Consumers continue to file TCPA class actions in droves, and this time the target is General Motors Financial.

According to plaintiff Monique Perez, she received “virtually daily incessant calls” to her cell phone from GM’s financing arm beginning in late 2013. But the calls were not even intended for Perez, she claimed – the defendant was seeking repayment of an alleged debt owed by a person named “Melanie.”

Perez, who alleged she never provided GM with her cell phone number, said the calls not only violated her privacy, but also reduced her cell phone minutes and increased her charges.
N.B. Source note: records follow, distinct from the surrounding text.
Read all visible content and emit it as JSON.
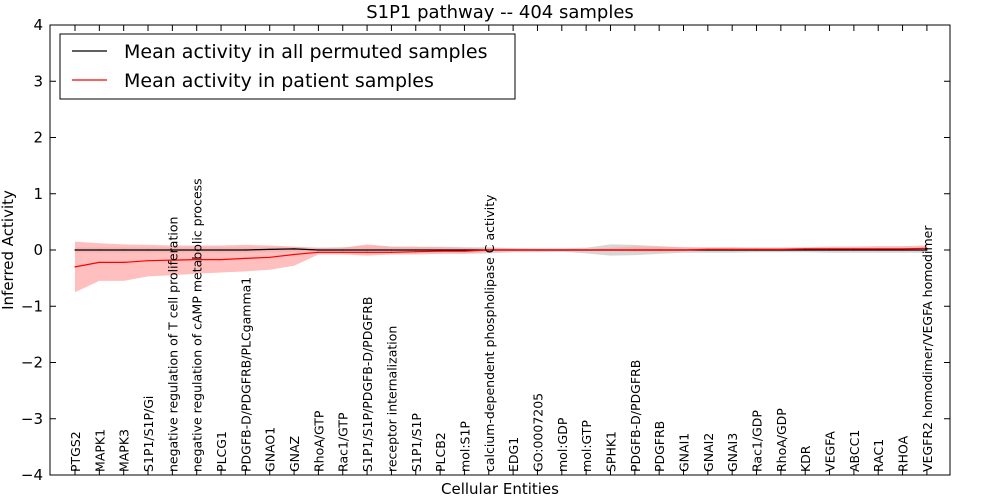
{
  "chart_data": {
    "type": "line",
    "title": "S1P1 pathway -- 404 samples",
    "xlabel": "Cellular Entities",
    "ylabel": "Inferred Activity",
    "ylim": [
      -4,
      4
    ],
    "yticks": [
      "4",
      "3",
      "2",
      "1",
      "0",
      "−1",
      "−2",
      "−3",
      "−4"
    ],
    "ytick_values": [
      4,
      3,
      2,
      1,
      0,
      -1,
      -2,
      -3,
      -4
    ],
    "grid": false,
    "legend_position": "top-left",
    "categories": [
      "PTGS2",
      "MAPK1",
      "MAPK3",
      "S1P1/S1P/Gi",
      "negative regulation of T cell proliferation",
      "negative regulation of cAMP metabolic process",
      "PLCG1",
      "PDGFB-D/PDGFRB/PLCgamma1",
      "GNAO1",
      "GNAZ",
      "RhoA/GTP",
      "Rac1/GTP",
      "S1P1/S1P/PDGFB-D/PDGFRB",
      "receptor internalization",
      "S1P1/S1P",
      "PLCB2",
      "mol:S1P",
      "calcium-dependent phospholipase C activity",
      "EDG1",
      "GO:0007205",
      "mol:GDP",
      "mol:GTP",
      "SPHK1",
      "PDGFB-D/PDGFRB",
      "PDGFRB",
      "GNAI1",
      "GNAI2",
      "GNAI3",
      "Rac1/GDP",
      "RhoA/GDP",
      "KDR",
      "VEGFA",
      "ABCC1",
      "RAC1",
      "RHOA",
      "VEGFR2 homodimer/VEGFA homodimer"
    ],
    "series": [
      {
        "name": "Mean activity in all permuted samples",
        "color": "#000000",
        "band_color": "#bbbbbb",
        "values": [
          0.0,
          0.0,
          0.0,
          0.0,
          0.0,
          0.0,
          0.0,
          0.0,
          0.01,
          0.02,
          0.0,
          0.0,
          0.0,
          0.0,
          0.0,
          0.0,
          0.0,
          0.0,
          0.0,
          0.0,
          0.0,
          0.0,
          0.0,
          0.0,
          0.0,
          0.0,
          0.0,
          0.0,
          0.0,
          0.0,
          0.0,
          0.0,
          0.0,
          0.0,
          0.0,
          0.0
        ],
        "upper": [
          0.05,
          0.05,
          0.05,
          0.05,
          0.05,
          0.05,
          0.05,
          0.05,
          0.05,
          0.05,
          0.04,
          0.05,
          0.07,
          0.06,
          0.05,
          0.06,
          0.05,
          0.05,
          0.03,
          0.03,
          0.03,
          0.04,
          0.1,
          0.09,
          0.07,
          0.05,
          0.05,
          0.05,
          0.04,
          0.04,
          0.04,
          0.04,
          0.04,
          0.04,
          0.04,
          0.04
        ],
        "lower": [
          -0.05,
          -0.05,
          -0.05,
          -0.05,
          -0.05,
          -0.05,
          -0.05,
          -0.05,
          -0.04,
          -0.04,
          -0.05,
          -0.05,
          -0.07,
          -0.06,
          -0.05,
          -0.06,
          -0.07,
          -0.06,
          -0.04,
          -0.04,
          -0.03,
          -0.06,
          -0.1,
          -0.09,
          -0.07,
          -0.05,
          -0.05,
          -0.05,
          -0.04,
          -0.04,
          -0.04,
          -0.05,
          -0.05,
          -0.05,
          -0.05,
          -0.05
        ]
      },
      {
        "name": "Mean activity in patient samples",
        "color": "#ff0000",
        "band_color": "#ffaaaa",
        "values": [
          -0.3,
          -0.22,
          -0.22,
          -0.19,
          -0.18,
          -0.17,
          -0.17,
          -0.15,
          -0.13,
          -0.08,
          -0.04,
          -0.04,
          -0.04,
          -0.04,
          -0.03,
          -0.02,
          -0.02,
          0.0,
          0.0,
          0.0,
          0.0,
          0.0,
          0.0,
          0.0,
          0.0,
          0.0,
          0.01,
          0.01,
          0.01,
          0.01,
          0.02,
          0.02,
          0.02,
          0.02,
          0.02,
          0.03
        ],
        "upper": [
          0.15,
          0.12,
          0.1,
          0.09,
          0.08,
          0.08,
          0.08,
          0.09,
          0.08,
          0.06,
          0.04,
          0.04,
          0.1,
          0.06,
          0.06,
          0.05,
          0.04,
          0.03,
          0.03,
          0.02,
          0.02,
          0.02,
          0.04,
          0.06,
          0.06,
          0.05,
          0.04,
          0.04,
          0.04,
          0.04,
          0.05,
          0.06,
          0.06,
          0.07,
          0.07,
          0.08
        ],
        "lower": [
          -0.75,
          -0.55,
          -0.55,
          -0.47,
          -0.45,
          -0.42,
          -0.4,
          -0.38,
          -0.35,
          -0.28,
          -0.08,
          -0.08,
          -0.1,
          -0.08,
          -0.08,
          -0.07,
          -0.06,
          -0.03,
          -0.02,
          -0.02,
          -0.02,
          -0.02,
          -0.02,
          -0.03,
          -0.03,
          -0.02,
          -0.02,
          -0.02,
          -0.02,
          -0.02,
          -0.01,
          -0.01,
          -0.01,
          -0.01,
          -0.01,
          -0.01
        ]
      }
    ]
  }
}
Further, the calls were made with an automatic telephone dialing system as defined by the TCPA, she said, and were sometimes made multiple times in a single day.

“The TCPA was designed to prevent calls and text messages like [those from GM], and to protect the privacy of citizens like Plaintiff,” according to Perez’s complaint.

The suit, filed in California federal court, also claims that she was not the only person to receive such calls. The complaint seeks to certify a nationwide class of recipients within a four-year period, with Perez estimating a potential class of “thousands, if not more.” Perez also requests injunctive relief and statutory damages up to $1,500 per violation.

To read the complaint in Perez v. General Motors Financial, click here.

Why it matters: Another day, another TCPA class action. While the cases continue to mount, companies should be aware of the litigation potential and must ensure compliance with the TCPA to avoid a possible suit. Since the allegedly violative calls in this case appear to have been intended for another person, GM might have been calling a person from whom it obtained consent to call for the debt, but whose number was subsequently re-assigned to the plaintiff. As reported in other cases, the TCPA is a strict liability statute, and as such, a call to a person who has not previously consented will likely result in liability, even when innocently sent.